Prosecutors in Utah's 8th District Court in Vernal Monday filed one count of negligent homicide, a class A misdemeanor, against Jana Clyde, 50.

The nurse has denied her patient was going through drug withdrawal even though it was written on Madison Jensen's intake form, an investigator with Utah Attorney General's Office wrote in a probable cause statement. Clyde was told of Jensen's "deteriorating condition" and had medical employees at the jail, reads the statement.

Clyde was placed on leave Monday under county policy, a spokesman for Duchesne County Sheriff's Office said in a prepared statement. It was not immediately clear if she had an attorney.

Jensen died Dec. 1 because of an abnormal heart rhythm due to dehydration during opiate withdrawal, according to a medical examiner cited in the affidavit.

She was booked into the jail five days earlier. She and her family decided she would be safer there after a night where she began acting erratically and saying she wanted to kill herself, her father said.
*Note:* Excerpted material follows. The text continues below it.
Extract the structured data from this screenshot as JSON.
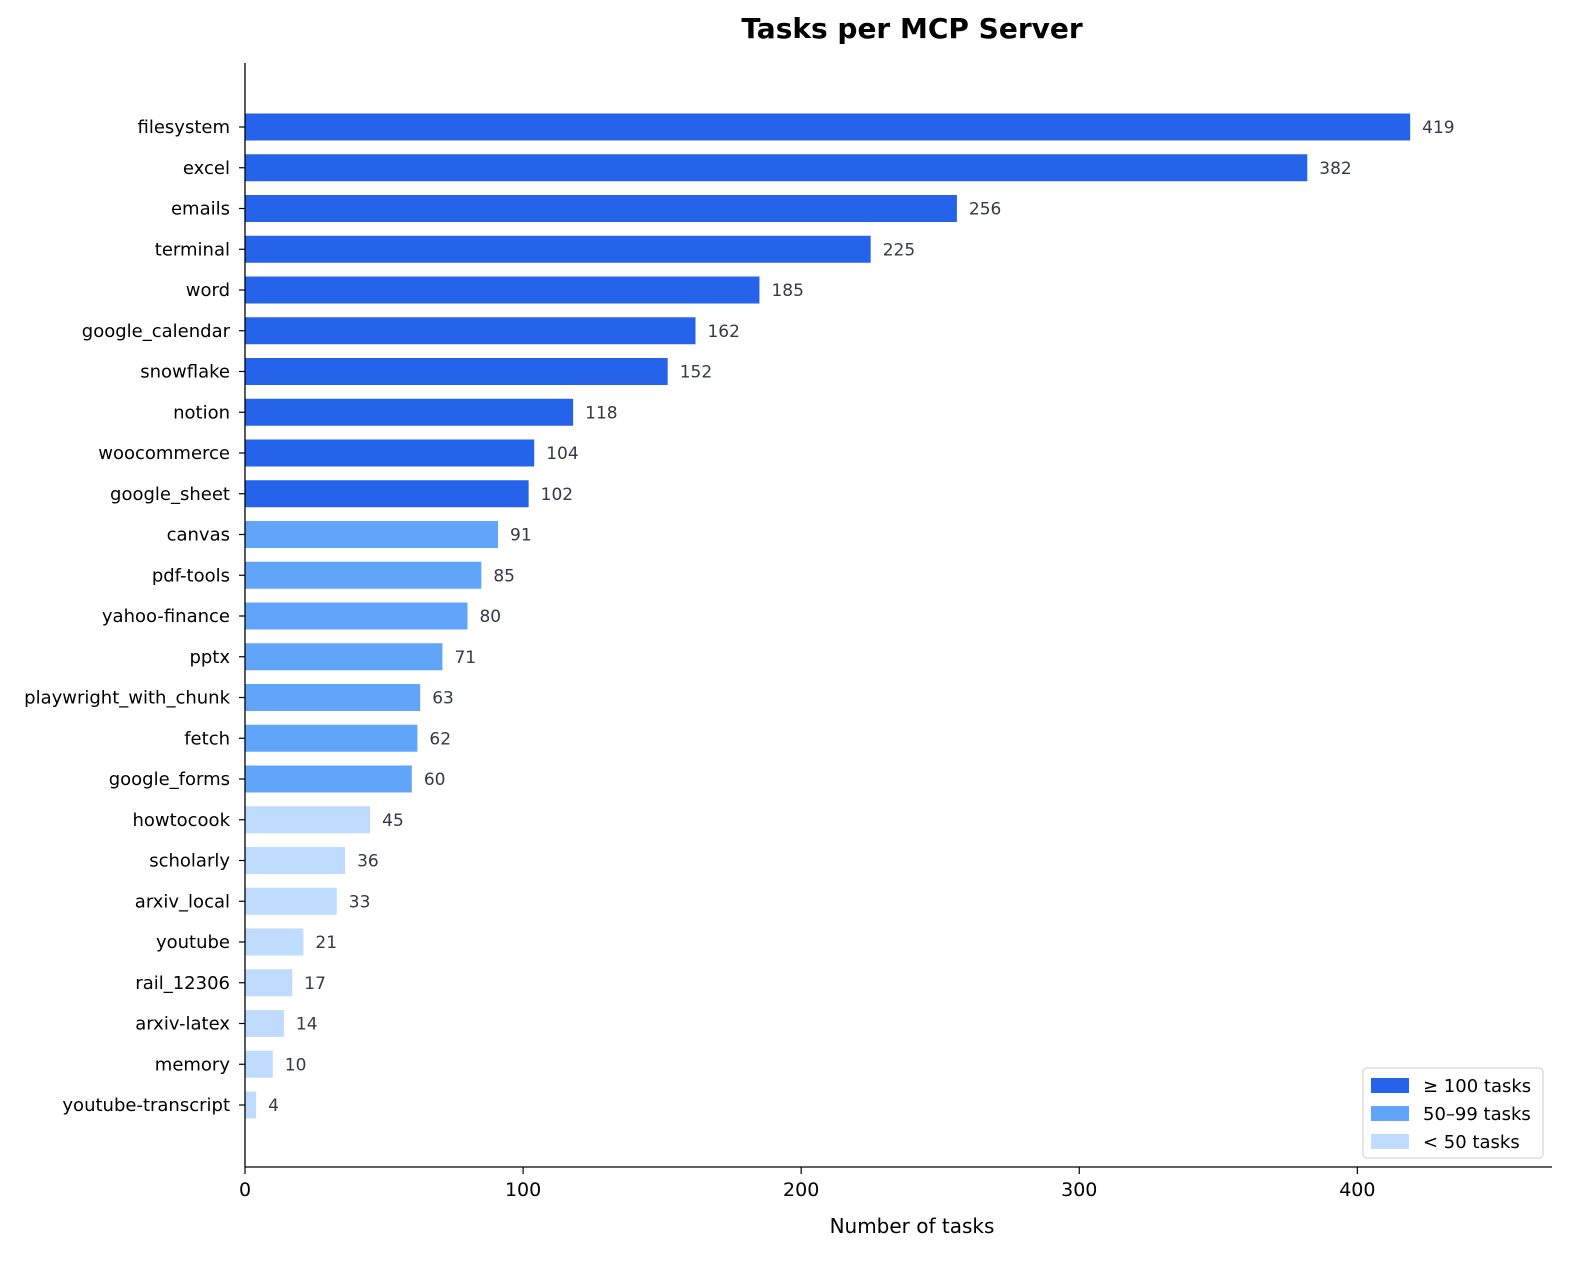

Jensen told jail staff on Nov. 27 she used heroin, would have withdrawals, and also took medicine to treat her high blood pressure.

Clyde evaluated Jensen the next day and approved her to take blood-pressure medication but didn't address Jensen "being very ill with both vomiting and diarrhea" that day or the following day, when Jensen was moved to an isolated cell monitored by video, the affidavit states.

After bringing Jensen her medicine on Nov. 30, a jail deputy told the nurse that Jensen was weak and couldn't get up off her bed to get her medicine. But the nurse did not visit Jensen or consult her supervisors — a physician's assistant and doctor — according to charging documents.

"Defendant made no assessment, did not see the victim, nor made any attempt to check on the welfare of the victim," reads the probable cause statement.

Prosecutors did not name Jensen, but her family and the sheriff's office have publicly identified her.

"We're happy there was a charge filed," her father Jared Jensen said Monday, though he added "it's hard to see your daughter's life is only worth a class A misdemeanor." Jensen called for the removal of officials "all the way up the chain" to Sheriff David Boren, saying the way his daughter was treated was indicative of larger problems at the county.

He has filed a federal civil suit against Duchesne County that still is pending.

The Utah Attorney General's Office investigated other jail staff and Boren after Jensen's death, but determined it "was an isolated incident" and "found no issue with the conduct of other jail staff," according to the sheriff's office.

Boren in the statement declined to say more, citing the civil suit.